O Brasil reduziu historicamente sua dependência da energia hidrelétrica, mas ela ainda representa 65% de sua matriz elétrica. Havia pessimismo no final do ano passado sobre a recuperação dos níveis dos reservatórios. Mas vieram as fortes chuvas do último verão, que praticamente eliminaram as chances de uma crise energética em 2022, ao mesmo tempo que provocaram tragédias na Bahia, em Minas Gerais e no Estado do Rio.

“A crise que vivemos no ano passado já estava sinalizada desde 2020”, diz Barata. “Então era previsível que ao longo de 2021 nós tivéssemos um cenário muito adverso.” O socorro em épocas assim tem vindo principalmente das termelétricas (também chamadas de térmicas), como visto na última ameaça de apagão. Mas o peso financeiro delas é considerável e vem aumentando pela conjuntura atual.

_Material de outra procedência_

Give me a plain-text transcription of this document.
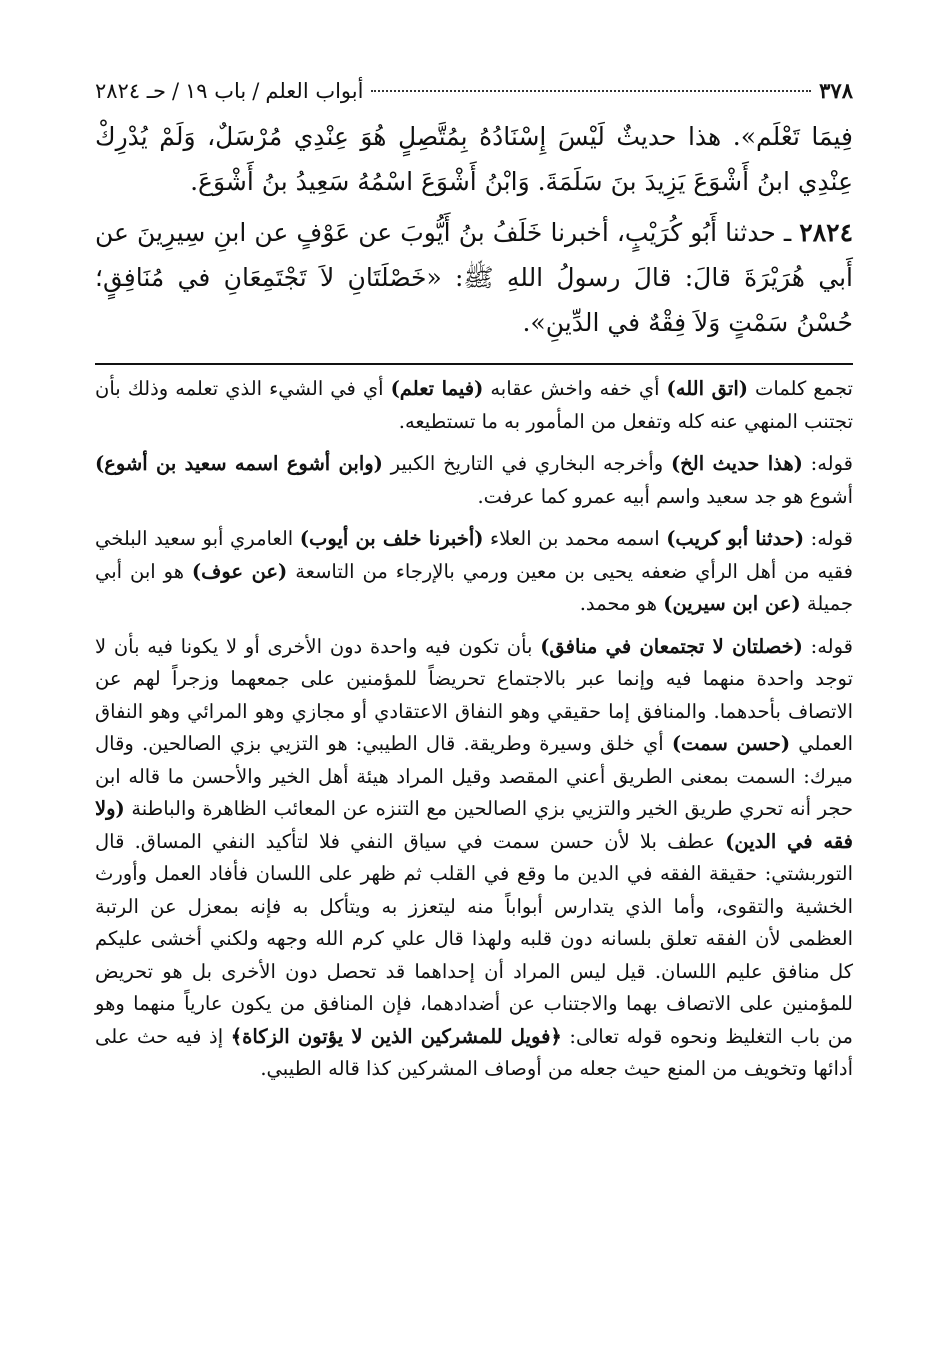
٣٧٨
أبواب العلم/باب ١٩/حـ ٢٨٢٤

فِيمَا تَعْلَم». هذا حديثٌ لَيْسَ إِسْنَادُهُ بِمُتَّصِلٍ هُوَ عِنْدِي مُرْسَلٌ، وَلَمْ يُدْرِكْ عِنْدِي ابنُ أَشْوَعَ يَزِيدَ بنَ سَلَمَةَ. وَابْنُ أَشْوَعَ اسْمُهُ سَعِيدُ بنُ أَشْوَعَ.

٢٨٢٤ ـ حدثنا أَبُو كُرَيْبٍ، أخبرنا خَلَفُ بنُ أَيُّوبَ عن عَوْفٍ عن ابنِ سِيرِينَ عن أَبي هُرَيْرَةَ قالَ: قالَ رسولُ اللهِ ﷺ: «خَصْلَتَانِ لاَ تَجْتَمِعَانِ في مُنَافِقٍ؛ حُسْنُ سَمْتٍ وَلاَ فِقْهٌ في الدِّينِ».

تجمع كلمات (اتق الله) أي خفه واخش عقابه (فيما تعلم) أي في الشيء الذي تعلمه وذلك بأن تجتنب المنهي عنه كله وتفعل من المأمور به ما تستطيعه.

قوله: (هذا حديث الخ) وأخرجه البخاري في التاريخ الكبير (وابن أشوع اسمه سعيد بن أشوع) أشوع هو جد سعيد واسم أبيه عمرو كما عرفت.

قوله: (حدثنا أبو كريب) اسمه محمد بن العلاء (أخبرنا خلف بن أيوب) العامري أبو سعيد البلخي فقيه من أهل الرأي ضعفه يحيى بن معين ورمي بالإرجاء من التاسعة (عن عوف) هو ابن أبي جميلة (عن ابن سيرين) هو محمد.

قوله: (خصلتان لا تجتمعان في منافق) بأن تكون فيه واحدة دون الأخرى أو لا يكونا فيه بأن لا توجد واحدة منهما فيه وإنما عبر بالاجتماع تحريضاً للمؤمنين على جمعهما وزجراً لهم عن الاتصاف بأحدهما. والمنافق إما حقيقي وهو النفاق الاعتقادي أو مجازي وهو المرائي وهو النفاق العملي (حسن سمت) أي خلق وسيرة وطريقة. قال الطيبي: هو التزيي بزي الصالحين. وقال ميرك: السمت بمعنى الطريق أعني المقصد وقيل المراد هيئة أهل الخير والأحسن ما قاله ابن حجر أنه تحري طريق الخير والتزيي بزي الصالحين مع التنزه عن المعائب الظاهرة والباطنة (ولا فقه في الدين) عطف بلا لأن حسن سمت في سياق النفي فلا لتأكيد النفي المساق. قال التوربشتي: حقيقة الفقه في الدين ما وقع في القلب ثم ظهر على اللسان فأفاد العمل وأورث الخشية والتقوى، وأما الذي يتدارس أبواباً منه ليتعزز به ويتأكل به فإنه بمعزل عن الرتبة العظمى لأن الفقه تعلق بلسانه دون قلبه ولهذا قال علي كرم الله وجهه ولكني أخشى عليكم كل منافق عليم اللسان. قيل ليس المراد أن إحداهما قد تحصل دون الأخرى بل هو تحريض للمؤمنين على الاتصاف بهما والاجتناب عن أضدادهما، فإن المنافق من يكون عارياً منهما وهو من باب التغليظ ونحوه قوله تعالى: ﴿فويل للمشركين الذين لا يؤتون الزكاة﴾ إذ فيه حث على أدائها وتخويف من المنع حيث جعله من أوصاف المشركين كذا قاله الطيبي.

O preço do gás natural que move as térmicas foi impactado pela guerra na Ucrânia – a Rússia é um dos grandes produtores do setor e o conflito mexeu com o mercado mundial. Em outubro do ano passado, em razão dessa flututação, a Aneel autorizou reajustes que tornaram uma usina no Paraná a mais cara do país, com a cobrança de R$ 2.553,20 por MWh (megawatt-hora). Em comparação, a tarifa média da hidrelétrica de Itaipu é de R$ 196,19/MWh, segundo Edvaldo Santana, ex-diretor da Aneel, em entrevista ao jornal Valor Econômico.

A necessidade de garantir segurança energética junto à preocupação com a mudança climática fazem com que o país precise intensificar o aproveitamento do grande tempo de exposição solar e do excelente potencial para fontes eólicas em território brasileiro, diz Amanda Schutze, coordenadora de energia no Climate Policy Initiative (CPI) e professora da PUC-RJ. “O Brasil pode ser líder na transição energética e aproveitar a oportunidade para um crescimento econômico verde”, afirma. Mas é claro que preocupações ambientais sustentáveis não estão no radar do governo Bolsonaro.

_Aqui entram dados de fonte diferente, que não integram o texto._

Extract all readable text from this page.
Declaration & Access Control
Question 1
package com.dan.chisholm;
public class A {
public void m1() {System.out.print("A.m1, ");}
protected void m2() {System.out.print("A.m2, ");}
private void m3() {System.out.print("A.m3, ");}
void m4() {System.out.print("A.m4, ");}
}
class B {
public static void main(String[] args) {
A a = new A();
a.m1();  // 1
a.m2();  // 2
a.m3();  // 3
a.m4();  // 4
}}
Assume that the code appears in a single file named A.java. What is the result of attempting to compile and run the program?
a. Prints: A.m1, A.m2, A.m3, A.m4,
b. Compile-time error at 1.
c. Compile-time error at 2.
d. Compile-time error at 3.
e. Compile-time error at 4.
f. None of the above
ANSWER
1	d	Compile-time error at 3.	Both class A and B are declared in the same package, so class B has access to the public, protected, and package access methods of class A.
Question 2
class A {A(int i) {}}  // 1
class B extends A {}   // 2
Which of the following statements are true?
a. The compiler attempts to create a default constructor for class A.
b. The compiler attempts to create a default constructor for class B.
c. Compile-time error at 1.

Por fim, sobram encargos da conta. Na quarta-feira (13), a Associação dos Grandes Consumidores Industriais de Energia e de Consumidores Livres divulgou um levantamento que coloca a conta de luz brasileira como a segunda mais cara entre 33 países pesquisados. Segundo a entidade, só a metade (53,5%) do valor da conta diz respeito à geração, transmissão e distribuição da energia elétrica. Subsídios, impostos, ineficiências do setor e políticas públicas formam a outra parte.

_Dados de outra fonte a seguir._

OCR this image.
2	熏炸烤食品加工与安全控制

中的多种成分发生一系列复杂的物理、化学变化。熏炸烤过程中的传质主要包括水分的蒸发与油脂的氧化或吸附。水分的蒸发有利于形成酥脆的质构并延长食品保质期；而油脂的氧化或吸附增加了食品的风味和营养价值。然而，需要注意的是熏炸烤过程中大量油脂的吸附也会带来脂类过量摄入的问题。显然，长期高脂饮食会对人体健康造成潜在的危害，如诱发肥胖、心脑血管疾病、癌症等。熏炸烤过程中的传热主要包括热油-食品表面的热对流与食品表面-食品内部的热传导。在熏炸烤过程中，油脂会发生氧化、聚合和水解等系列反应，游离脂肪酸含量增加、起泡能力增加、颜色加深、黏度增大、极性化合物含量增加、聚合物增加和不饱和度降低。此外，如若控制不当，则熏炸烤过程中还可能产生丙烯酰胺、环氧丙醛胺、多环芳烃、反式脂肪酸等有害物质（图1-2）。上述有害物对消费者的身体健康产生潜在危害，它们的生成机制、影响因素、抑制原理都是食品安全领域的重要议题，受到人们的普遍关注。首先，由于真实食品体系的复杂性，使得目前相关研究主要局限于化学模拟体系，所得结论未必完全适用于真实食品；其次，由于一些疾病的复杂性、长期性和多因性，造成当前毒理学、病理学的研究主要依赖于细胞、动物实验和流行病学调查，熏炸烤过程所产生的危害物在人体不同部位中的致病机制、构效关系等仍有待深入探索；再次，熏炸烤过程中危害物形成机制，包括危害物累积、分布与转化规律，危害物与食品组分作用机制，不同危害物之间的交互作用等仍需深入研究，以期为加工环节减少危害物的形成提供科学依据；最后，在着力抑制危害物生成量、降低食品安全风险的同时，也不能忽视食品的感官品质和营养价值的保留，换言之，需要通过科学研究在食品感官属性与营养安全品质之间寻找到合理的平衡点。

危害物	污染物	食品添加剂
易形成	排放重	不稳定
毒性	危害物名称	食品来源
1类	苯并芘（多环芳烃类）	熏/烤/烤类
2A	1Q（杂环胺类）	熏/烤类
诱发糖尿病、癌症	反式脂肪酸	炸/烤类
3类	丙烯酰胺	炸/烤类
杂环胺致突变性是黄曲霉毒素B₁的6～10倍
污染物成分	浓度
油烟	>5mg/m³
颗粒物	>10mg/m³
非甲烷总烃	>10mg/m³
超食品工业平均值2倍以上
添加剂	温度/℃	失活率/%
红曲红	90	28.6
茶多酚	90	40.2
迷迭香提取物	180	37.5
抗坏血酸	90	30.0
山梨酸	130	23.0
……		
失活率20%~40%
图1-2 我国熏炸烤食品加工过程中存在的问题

O peso maior é representado pela Conta de Desenvolvimento Energético (CDE), encargo setorial para promover o desenvolvimento energético do país e que representará um montante de R$ 28,8 bilhões neste ano. O CDE inclui, por exemplo, um benefício concedido à compra de carvão mineral nacional pelas termelétricas para aumentar a competitividade desse tipo de energia – que é altamente poluente.

Amanda Schutze defende um foco maior em mecanismos que atuam do lado da demanda como alternativa ao foco apenas na expansão da capacidade. Uma solução, diz ela, é reforçar a inclusão de consumidores como fornecedores – por meio dos painéis solares. “O consumidor é muito mais empoderado hoje no sentido de que ele não só pode gerar a própria energia como pode contribuir com a rede injetando o seu excedente”.

Atualmente uma resolução da Aneel permite que clientes obtenham créditos com uma espécie de troca com a energia não utilizada. Uma proposta de modernização do setor pelo Ministério de Minas e Energia, que expande essas possibilidades, está em tramitação no Congresso. Segundo o Instituto Nacional de Energia Limpa (Inel), as unidades de painéis solares em residências quanto e no comércio e indústria cresceu 50% em um ano. A energia gerada foi de 5 GW para 7 GW. A entidade prevê 35 GW de potência na geração distribuída até 2030.